Axelrod David E, Miller Naomi, Chapman Judith-Anne W
Department of Genetics and Cancer Institute of New Jersey, Rutgers, The State University of New Jersey, 604 Allison Road, Piscataway, NJ 08854-8082 U.S.A.
Biomed Inform Insights. 2009 Jan 1;2:11-18. doi: 10.4137/bii.s2222.
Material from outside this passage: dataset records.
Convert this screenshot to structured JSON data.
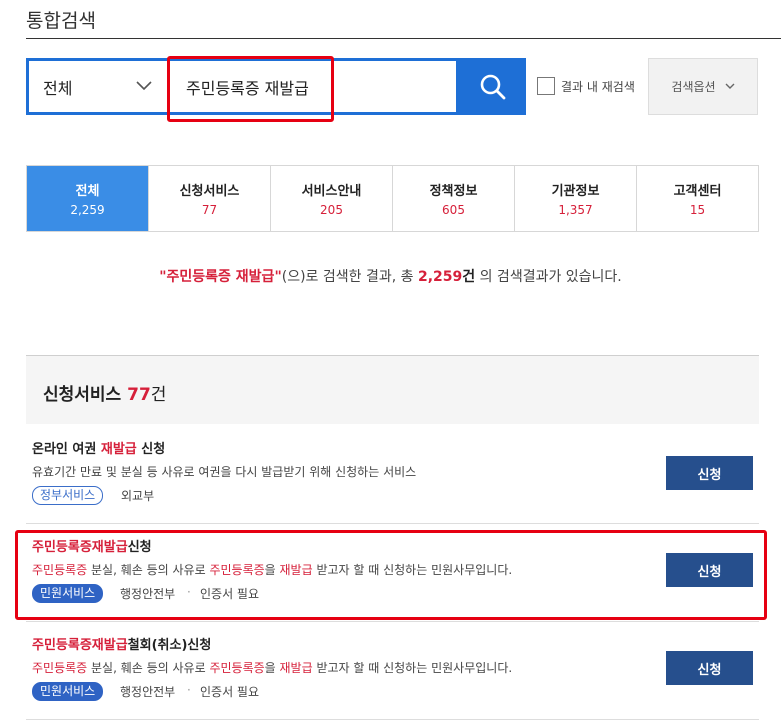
{
  "header": {
    "title": "통합검색"
  },
  "search": {
    "category": "전체",
    "query": "주민등록증 재발급",
    "re_search_label": "결과 내 재검색",
    "options_label": "검색옵션"
  },
  "tabs": [
    {
      "label": "전체",
      "count": "2,259"
    },
    {
      "label": "신청서비스",
      "count": "77"
    },
    {
      "label": "서비스안내",
      "count": "205"
    },
    {
      "label": "정책정보",
      "count": "605"
    },
    {
      "label": "기관정보",
      "count": "1,357"
    },
    {
      "label": "고객센터",
      "count": "15"
    }
  ],
  "summary": {
    "keyword": "\"주민등록증 재발급\"",
    "text1": "(으)로 검색한 결과, 총 ",
    "total": "2,259",
    "unit": "건",
    "text2": " 의 검색결과가 있습니다."
  },
  "section": {
    "title": "신청서비스",
    "count": "77",
    "unit": "건"
  },
  "items": [
    {
      "title_pre": "온라인 여권 ",
      "title_hl": "재발급",
      "title_post": " 신청",
      "desc": "유효기간 만료 및 분실 등 사유로 여권을 다시 발급받기 위해 신청하는 서비스",
      "tag": "정부서비스",
      "org": "외교부",
      "button": "신청"
    },
    {
      "title_hl": "주민등록증재발급",
      "title_post": "신청",
      "desc_hl1": "주민등록증",
      "desc_mid1": " 분실, 훼손 등의 사유로 ",
      "desc_hl2": "주민등록증",
      "desc_mid2": "을 ",
      "desc_hl3": "재발급",
      "desc_post": " 받고자 할 때 신청하는 민원사무입니다.",
      "tag": "민원서비스",
      "org": "행정안전부",
      "cert": "인증서 필요",
      "button": "신청"
    },
    {
      "title_hl": "주민등록증재발급",
      "title_post": "철회(취소)신청",
      "desc_hl1": "주민등록증",
      "desc_mid1": " 분실, 훼손 등의 사유로 ",
      "desc_hl2": "주민등록증",
      "desc_mid2": "을 ",
      "desc_hl3": "재발급",
      "desc_post": " 받고자 할 때 신청하는 민원사무입니다.",
      "tag": "민원서비스",
      "org": "행정안전부",
      "cert": "인증서 필요",
      "button": "신청"
    }
  ],
  "colors": {
    "accent": "#1e6fd6",
    "tab_active": "#3a8de6",
    "highlight": "#d6203a",
    "button": "#264f8d",
    "annotation": "#e60012"
  }
}
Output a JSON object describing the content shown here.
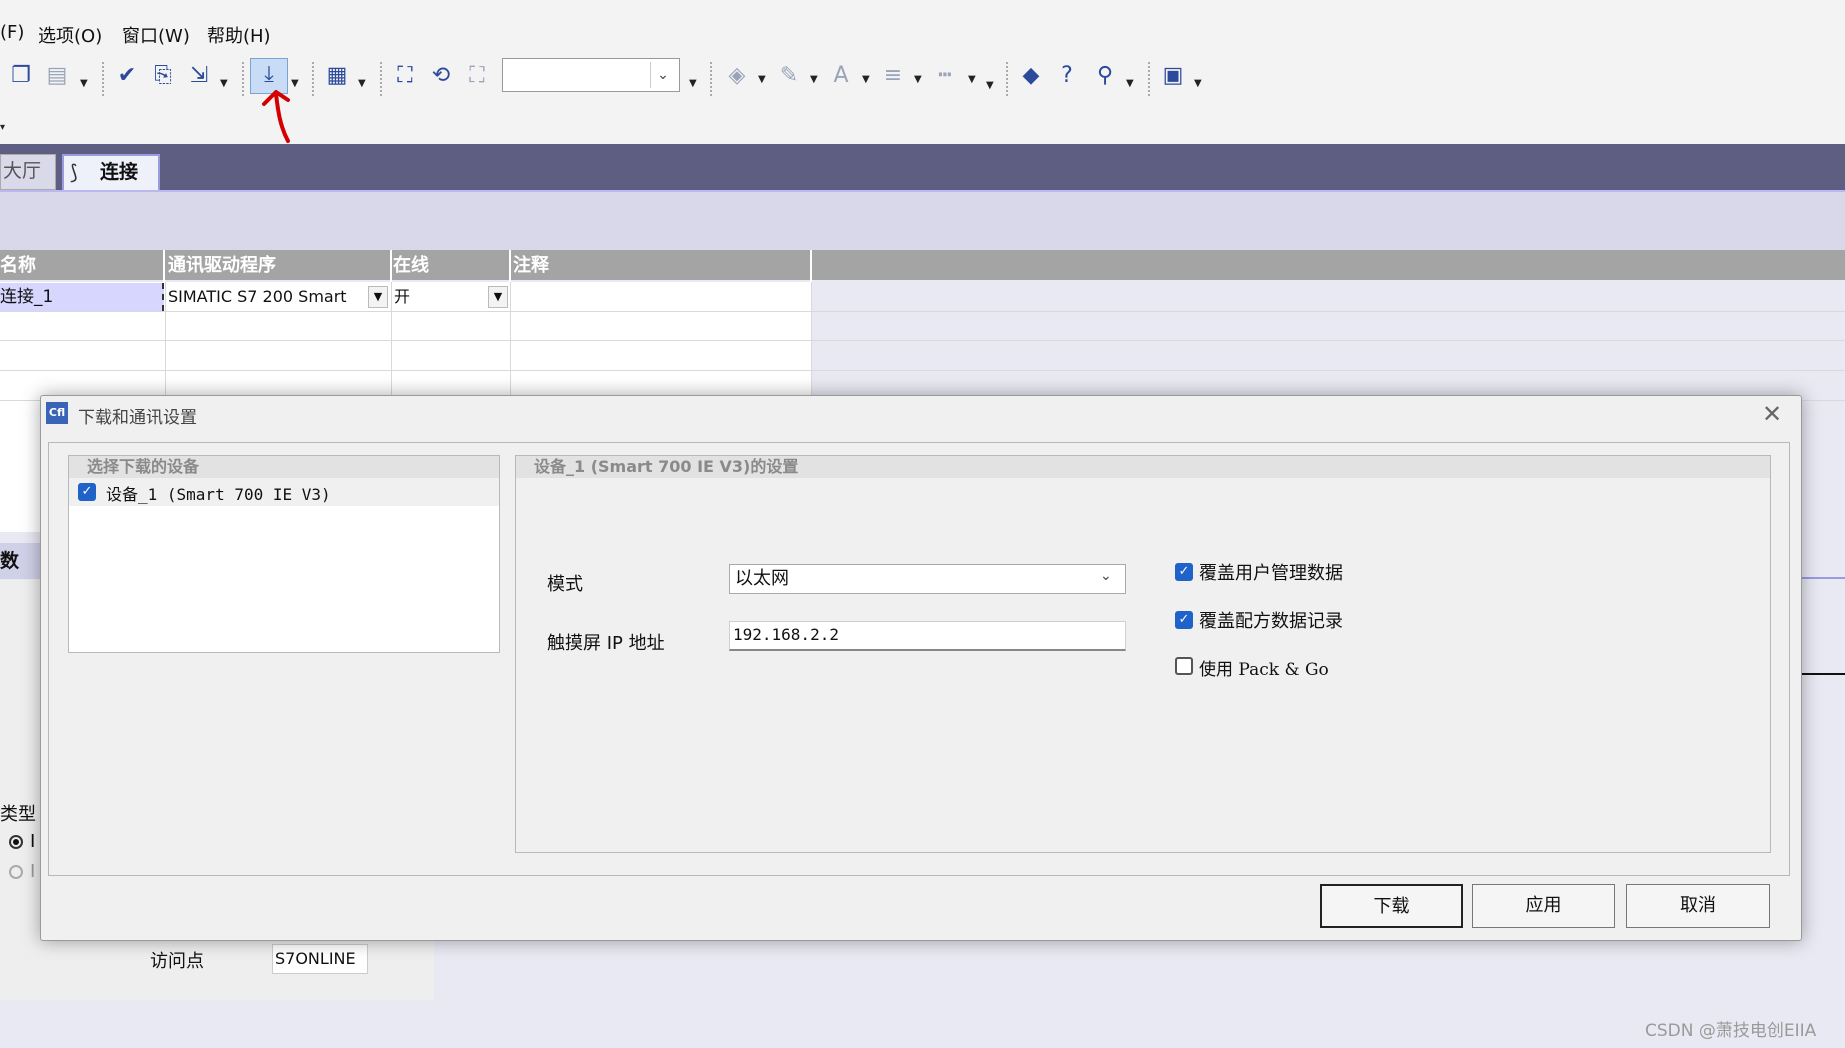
{
  "menu": {
    "cut_item": "(F)",
    "options": "选项(O)",
    "window": "窗口(W)",
    "help": "帮助(H)"
  },
  "tabs": {
    "hall": "大厅",
    "connection": "连接"
  },
  "grid": {
    "headers": [
      "名称",
      "通讯驱动程序",
      "在线",
      "注释"
    ],
    "row": {
      "name": "连接_1",
      "driver": "SIMATIC S7 200 Smart",
      "online": "开",
      "comment": ""
    }
  },
  "background": {
    "side_tab": "数",
    "type_label": "类型",
    "radio1": "I",
    "radio2": "I",
    "access_point_label": "访问点",
    "access_point_value": "S7ONLINE"
  },
  "dialog": {
    "title": "下载和通讯设置",
    "device_list_header": "选择下载的设备",
    "device_item": "设备_1 (Smart 700 IE V3)",
    "device_item_checked": true,
    "settings_header": "设备_1 (Smart 700 IE V3)的设置",
    "mode_label": "模式",
    "mode_value": "以太网",
    "ip_label": "触摸屏 IP 地址",
    "ip_value": "192.168.2.2",
    "overwrite_user_admin": "覆盖用户管理数据",
    "overwrite_user_admin_checked": true,
    "overwrite_recipe": "覆盖配方数据记录",
    "overwrite_recipe_checked": true,
    "use_pack_go": "使用 Pack & Go",
    "use_pack_go_checked": false,
    "buttons": {
      "download": "下载",
      "apply": "应用",
      "cancel": "取消"
    }
  },
  "watermark": "CSDN @萧技电创EIIA",
  "colors": {
    "tabstrip": "#5e5e82",
    "checkbox_blue": "#1f62c8",
    "annotation_red": "#d40000"
  }
}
Information about tumors is usually obtained from a single assessment of a tumor sample, performed at some point in the course of the development and progression of the tumor, with patient characteristics being surrogates for natural history context. Differences between cells within individual tumors (intratumor heterogeneity) and between tumors of different patients (intertumor heterogeneity) may mean that a small sample is not representative of the tumor as a whole, particularly for solid tumors which are the focus of this paper. This issue is of increasing importance as high-throughput technologies generate large multi-feature data sets in the areas of genomics, proteomics, and image analysis. Three potential pitfalls in statistical analysis are discussed (sampling, cut-points, and validation) and suggestions are made about how to avoid these pitfalls.
关于肿瘤的信息通常来自对肿瘤样本的单次评估,该评估在肿瘤发展和进展过程中的某个时间点进行,患者特征作为自然史背景的替代指标。个体肿瘤内的细胞之间(肿瘤内异质性)以及不同患者的肿瘤之间(肿瘤间异质性)的差异可能意味着小样本不能代表整个肿瘤,尤其是对于本文所关注的实体瘤。随着高通量技术在基因组学、蛋白质组学和图像分析领域生成大量多特征数据集,这个问题变得越来越重要。本文讨论了统计分析中的三个潜在陷阱(抽样、切点和验证),并就如何避免这些陷阱提出了建议。